Même pour des raisons de santé publique, l'ingérence de l'Etat dans la sphère privée n'est pas toujours appréciée. © belga image

Morosité, anxiété, dépression: l’Etat est-il responsable?

Ludivine Ponciau
Ludivine Ponciau Journaliste au Vif

Qui est responsable du bien-être mental d’un individu: l’Etat, le patient lui-même ou la société tout entière?

Pour David Aubin, politologue à l’UCLouvain, plusieurs conditions doivent être réunies pour qu’un problème de société devienne un problème de santé publique. «On peut établir un parallèle avec la lutte contre l’obésité, qui nécessite un équilibre entre donner la possibilité à un individu de prendre soin de lui et la responsabilité d’un gouvernement face à l’évolution de la population. Pour que cela devienne un problème de santé publique, il faut qu’il y ait une mobilisation collective, autrement dit de la part des citoyens, des associations et des académiques, qui alerteraient sur la gravité de la situation. A partir de là, on doit observer une thématisation et, surtout, une mise à l’agenda politique afin de déterminer quelle sera la réponse de l’Etat.»

Le financement du secteur inclut aujourd’hui un volet préventif et des objectifs plus globaux.

Les rapports alarmistes, les mises en garde des psychologues et des psychiatres, les inquiétudes des services de prévention et de prise en charge… Tous les signaux sont au rouge. Petit à petit, les choses commencent à bouger. Mais comme la santé est à la fois l’affaire du fédéral et des Régions, chacun y va de sa stratégie. Le fédéral a revu sa méthodologie en matière de financement des soins de santé. Autrefois envisagé uniquement par le biais des différents secteurs de soins, il inclut aujourd’hui un volet préventif et des objectifs plus globaux.
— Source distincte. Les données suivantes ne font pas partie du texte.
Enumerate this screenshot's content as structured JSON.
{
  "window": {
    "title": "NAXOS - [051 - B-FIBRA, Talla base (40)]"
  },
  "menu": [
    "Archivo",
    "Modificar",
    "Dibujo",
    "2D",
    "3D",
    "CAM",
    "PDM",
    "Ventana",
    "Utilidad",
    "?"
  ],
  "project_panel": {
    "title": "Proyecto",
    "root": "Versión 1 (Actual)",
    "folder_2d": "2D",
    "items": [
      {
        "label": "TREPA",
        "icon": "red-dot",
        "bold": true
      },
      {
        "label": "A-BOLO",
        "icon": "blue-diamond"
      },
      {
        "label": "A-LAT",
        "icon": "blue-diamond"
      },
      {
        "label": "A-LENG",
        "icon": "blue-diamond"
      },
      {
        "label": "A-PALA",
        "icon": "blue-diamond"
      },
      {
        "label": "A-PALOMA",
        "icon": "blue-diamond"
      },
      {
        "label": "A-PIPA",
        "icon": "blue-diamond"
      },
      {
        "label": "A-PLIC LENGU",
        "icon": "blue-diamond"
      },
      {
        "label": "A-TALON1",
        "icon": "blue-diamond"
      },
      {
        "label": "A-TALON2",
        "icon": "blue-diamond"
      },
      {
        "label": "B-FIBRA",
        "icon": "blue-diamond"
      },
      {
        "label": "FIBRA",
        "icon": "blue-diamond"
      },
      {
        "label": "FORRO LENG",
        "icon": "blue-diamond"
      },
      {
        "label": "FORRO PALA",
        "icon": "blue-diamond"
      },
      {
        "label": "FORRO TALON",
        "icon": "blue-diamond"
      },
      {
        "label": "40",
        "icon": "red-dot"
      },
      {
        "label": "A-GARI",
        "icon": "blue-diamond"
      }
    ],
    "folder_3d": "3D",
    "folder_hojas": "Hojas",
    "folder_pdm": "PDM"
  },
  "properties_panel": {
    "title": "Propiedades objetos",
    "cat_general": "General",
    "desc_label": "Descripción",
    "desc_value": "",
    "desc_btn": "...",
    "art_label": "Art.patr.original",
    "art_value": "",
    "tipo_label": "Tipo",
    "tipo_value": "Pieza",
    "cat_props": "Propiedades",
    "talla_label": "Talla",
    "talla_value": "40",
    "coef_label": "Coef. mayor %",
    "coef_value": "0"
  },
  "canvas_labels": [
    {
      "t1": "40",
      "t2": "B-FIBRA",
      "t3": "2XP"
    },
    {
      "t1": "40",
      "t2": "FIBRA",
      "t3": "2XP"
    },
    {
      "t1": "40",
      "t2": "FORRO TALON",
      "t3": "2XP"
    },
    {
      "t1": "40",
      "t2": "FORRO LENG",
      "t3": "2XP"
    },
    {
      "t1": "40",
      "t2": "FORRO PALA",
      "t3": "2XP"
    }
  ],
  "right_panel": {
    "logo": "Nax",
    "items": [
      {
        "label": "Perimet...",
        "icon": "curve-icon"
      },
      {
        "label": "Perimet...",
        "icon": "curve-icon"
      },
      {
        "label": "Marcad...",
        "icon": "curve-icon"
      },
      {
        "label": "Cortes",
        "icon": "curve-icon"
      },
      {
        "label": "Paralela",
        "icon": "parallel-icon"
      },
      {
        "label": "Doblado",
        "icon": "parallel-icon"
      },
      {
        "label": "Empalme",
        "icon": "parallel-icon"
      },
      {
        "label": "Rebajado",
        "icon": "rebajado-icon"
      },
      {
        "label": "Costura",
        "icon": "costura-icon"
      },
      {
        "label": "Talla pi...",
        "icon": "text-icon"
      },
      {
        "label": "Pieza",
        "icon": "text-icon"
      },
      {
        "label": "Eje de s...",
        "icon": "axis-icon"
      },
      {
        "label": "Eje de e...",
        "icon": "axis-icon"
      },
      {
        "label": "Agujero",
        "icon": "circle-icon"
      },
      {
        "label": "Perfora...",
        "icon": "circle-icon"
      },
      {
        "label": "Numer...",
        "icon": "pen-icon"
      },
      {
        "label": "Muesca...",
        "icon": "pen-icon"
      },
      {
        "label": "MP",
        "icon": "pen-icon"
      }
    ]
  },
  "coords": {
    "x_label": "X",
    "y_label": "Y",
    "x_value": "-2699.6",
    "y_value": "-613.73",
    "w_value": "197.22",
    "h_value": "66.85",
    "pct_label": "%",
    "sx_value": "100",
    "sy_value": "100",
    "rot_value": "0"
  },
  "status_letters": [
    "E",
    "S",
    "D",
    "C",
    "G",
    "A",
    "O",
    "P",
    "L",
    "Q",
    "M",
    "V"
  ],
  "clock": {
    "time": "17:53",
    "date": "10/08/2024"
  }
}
En Flandre, l’accent est mis sur le risque de suicide et sur le soutien scolaire, avec une attention particulière aux populations plus vulnérables. A Bruxelles, un nouveau Plan social santé intégré doit permettre aux personnes présentant des troubles de santé mentale d’accéder à des lieux de liens. Il prévoit également un renforcement du soutien aux initiatives d’accueil. En Wallonie, on mise sur un bien-être global au moyen d’un plan de prévention 2023-2027. Comment? En favorisant le passage d’une culture de soins à une culture de bien-être, en misant sur le développement de compétences personnelles et collectives et en déstigmatisant les problèmes de santé mentale.

Au-delà du financement, la question est aussi de savoir s’il revient aux institutions de prendre en charge tout le volet préventif. L’ expérience du Covid a montré que l’ingérence de l’Etat dans la sphère privée, même pour des raisons de santé publique, n’a pas toujours été bien acceptée. «Le monde associatif peut aider les personnes à mieux comprendre ce qui se passe en temps de crise. Pour qu’elles se sentent moins comme des marionnettes entre les mains des décideurs. Mais cela nécessite un soutien de la part des pouvoirs publics, jauge Chantal Vandoorne (ULiège). On ne peut pas faire porter la responsabilité de la santé mentale uniquement sur la personne, sur sa cellule familiale ou les associations de quartier. D’ailleurs, il ne faut pas considérer la situation actuelle comme une crise dont on devrait sortir mais comme une transition vers d’autres modes de fonctionnement économiques et sociaux. Soutenir la société dans son ensemble pour l’aider à opérer cette transition, c’est là que se situe la responsabilité des politiques.»